Harry voulut s'éloigner, mais Severus le retint.

« Comment peux-tu dire de telles choses ? Alors même que je suis l'homme le plus haï du pays ? Et que la vie m'a déjà tellement pris… Ne pense pas que qui que ce soit perde son temps avec toi Harry. Tu vaux plus que ce que tu crois. Ce que tu as accompli… Personne d'autre n'aurait pu le faire, et ce n'était pas qu'une histoire de prophétie. Depuis que le Seigneur des Ténèbres n'est plus, tu as acquis une sagesse que je n'ai jamais rêvé posséder.

- Tu oublies que ce n'est pas ma victoire. Sans mes amis, sans Dumbledore et sans toi, jamais elle n'aurait été possible. Tu m'as sauvé tellement de fois, alors que je n'arrivais pas à te voir pour qui tu étais vraiment.

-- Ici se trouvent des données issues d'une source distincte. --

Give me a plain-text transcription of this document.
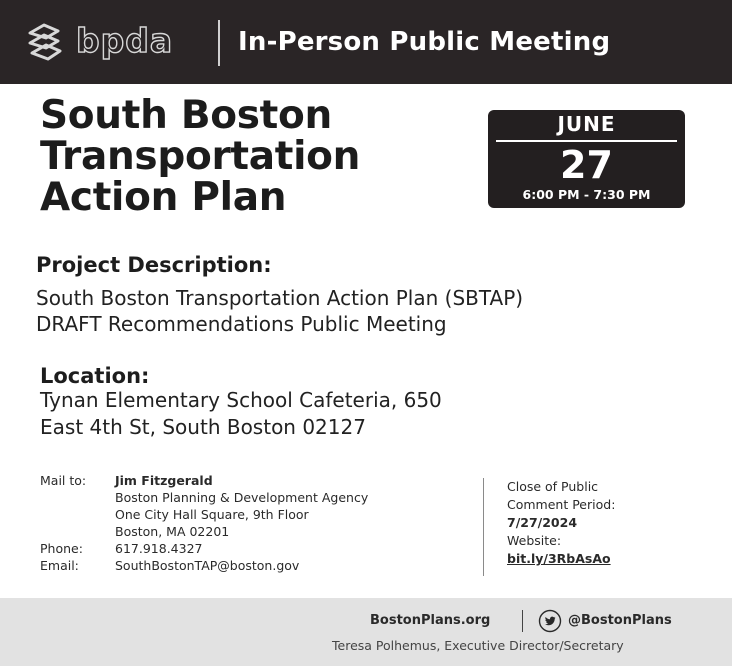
bpda In-Person Public Meeting
South Boston
Transportation
Action Plan
JUNE
27
6:00 PM - 7:30 PM
Project Description:
South Boston Transportation Action Plan (SBTAP)
DRAFT Recommendations Public Meeting
Location:
Tynan Elementary School Cafeteria, 650
East 4th St, South Boston 02127
Mail to:	Jim Fitzgerald
Boston Planning & Development Agency
One City Hall Square, 9th Floor
Boston, MA 02201
Phone:	617.918.4327
Email:	SouthBostonTAP@boston.gov
Close of Public
Comment Period:
7/27/2024
Website:
bit.ly/3RbAsAo
BostonPlans.org	@BostonPlans
Teresa Polhemus, Executive Director/Secretary
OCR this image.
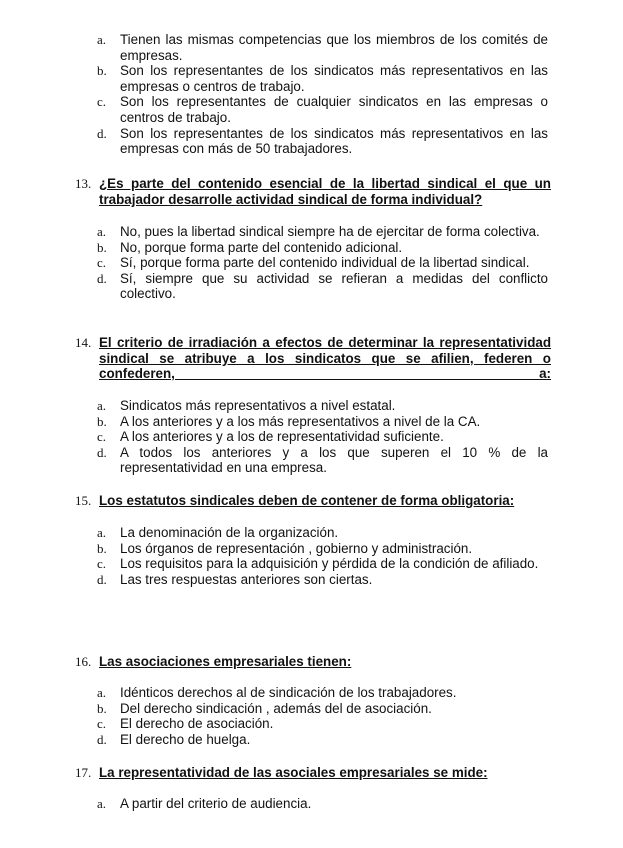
a. Tienen las mismas competencias que los miembros de los comités de empresas.
b. Son los representantes de los sindicatos más representativos en las empresas o centros de trabajo.
c. Son los representantes de cualquier sindicatos en las empresas o centros de trabajo.
d. Son los representantes de los sindicatos más representativos en las empresas con más de 50 trabajadores.
13. ¿Es parte del contenido esencial de la libertad sindical el que un trabajador desarrolle actividad sindical de forma individual?
a. No, pues la libertad sindical siempre ha de ejercitar de forma colectiva.
b. No, porque forma parte del contenido adicional.
c. Sí, porque forma parte del contenido individual de la libertad sindical.
d. Sí, siempre que su actividad se refieran a medidas del conflicto colectivo.
14. El criterio de irradiación a efectos de determinar la representatividad sindical se atribuye a los sindicatos que se afilien, federen o confederen, a:
a. Sindicatos más representativos a nivel estatal.
b. A los anteriores y a los más representativos a nivel de la CA.
c. A los anteriores y a los de representatividad suficiente.
d. A todos los anteriores y a los que superen el 10 % de la representatividad en una empresa.
15. Los estatutos sindicales deben de contener de forma obligatoria:
a. La denominación de la organización.
b. Los órganos de representación , gobierno y administración.
c. Los requisitos para la adquisición y pérdida de la condición de afiliado.
d. Las tres respuestas anteriores son ciertas.
16. Las asociaciones empresariales tienen:
a. Idénticos derechos al de sindicación de los trabajadores.
b. Del derecho sindicación , además del de asociación.
c. El derecho de asociación.
d. El derecho de huelga.
17. La representatividad de las asociales empresariales se mide:
a. A partir del criterio de audiencia.
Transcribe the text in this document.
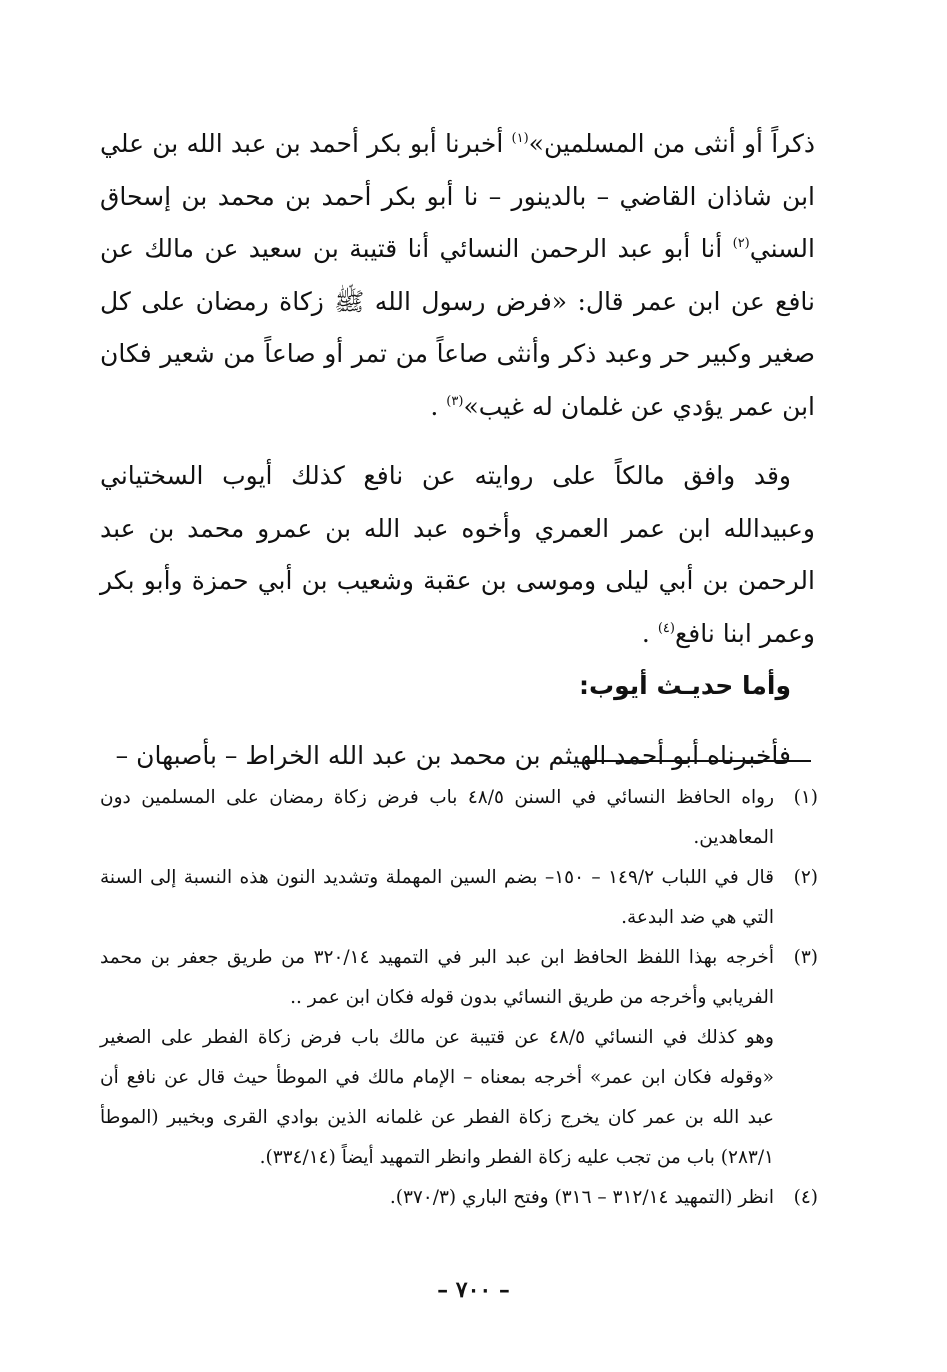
ذكراً أو أنثى من المسلمين»$^{(١)}$ أخبرنا أبو بكر أحمد بن عبد الله بن علي ابن شاذان القاضي – بالدينور – نا أبو بكر أحمد بن محمد بن إسحاق السني$^{(٢)}$ أنا أبو عبد الرحمن النسائي أنا قتيبة بن سعيد عن مالك عن نافع عن ابن عمر قال: «فرض رسول الله ﷺ زكاة رمضان على كل صغير وكبير حر وعبد ذكر وأنثى صاعاً من تمر أو صاعاً من شعير فكان ابن عمر يؤدي عن غلمان له غيب»$^{(٣)}$ .

وقد وافق مالكاً على روايته عن نافع كذلك أيوب السختياني وعبيدالله ابن عمر العمري وأخوه عبد الله بن عمرو محمد بن عبد الرحمن بن أبي ليلى وموسى بن عقبة وشعيب بن أبي حمزة وأبو بكر وعمر ابنا نافع$^{(٤)}$ .

وأما حديـث أيوب:

فأخبرناه أبو أحمد الهيثم بن محمد بن عبد الله الخراط – بأصبهان –

(١)

رواه الحافظ النسائي في السنن ٤٨/٥ باب فرض زكاة رمضان على المسلمين دون المعاهدين.

(٢)

قال في اللباب ١٤٩/٢ – ١٥٠– بضم السين المهملة وتشديد النون هذه النسبة إلى السنة التي هي ضد البدعة.

(٣)

أخرجه بهذا اللفظ الحافظ ابن عبد البر في التمهيد ٣٢٠/١٤ من طريق جعفر بن محمد الفريابي وأخرجه من طريق النسائي بدون قوله فكان ابن عمر ..

وهو كذلك في النسائي ٤٨/٥ عن قتيبة عن مالك باب فرض زكاة الفطر على الصغير «وقوله فكان ابن عمر» أخرجه بمعناه – الإمام مالك في الموطأ حيث قال عن نافع أن عبد الله بن عمر كان يخرج زكاة الفطر عن غلمانه الذين بوادي القرى وبخيبر (الموطأ ٢٨٣/١) باب من تجب عليه زكاة الفطر وانظر التمهيد أيضاً (٣٣٤/١٤).

(٤)

انظر (التمهيد ٣١٢/١٤ – ٣١٦) وفتح الباري (٣٧٠/٣).

– ٧٠٠ –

J'étais aveuglé par ma haine et par ma bêtise… »

Severus se pencha légèrement en avant, très doucement.

« J'ai fait la promesse de te protéger, même contre moi-même. Va-t'en, Harry.

- N'y comptes pas. Toi aussi tu vaux plus que tu ne le crois. » La main d'Harry remonta le long de l'avant-bras de son professeur, remontant la manche du pyjama ridicule pour dévoiler la marque ignoble. Il ne put s'empêcher de laisser ses doigts la caresser, comme pour en apaiser les souffrances. « Severus… Ne crois jamais que ce que je fais est de la pitié ou une question de te rembourser ce que je te dois. Tu l'as lu dans mes pensées, ce que je ressens pour toi. Je ne veux pas te faire de mal, je veux juste te donner ce que je peux, et ce qui n'est déjà plus à moi. »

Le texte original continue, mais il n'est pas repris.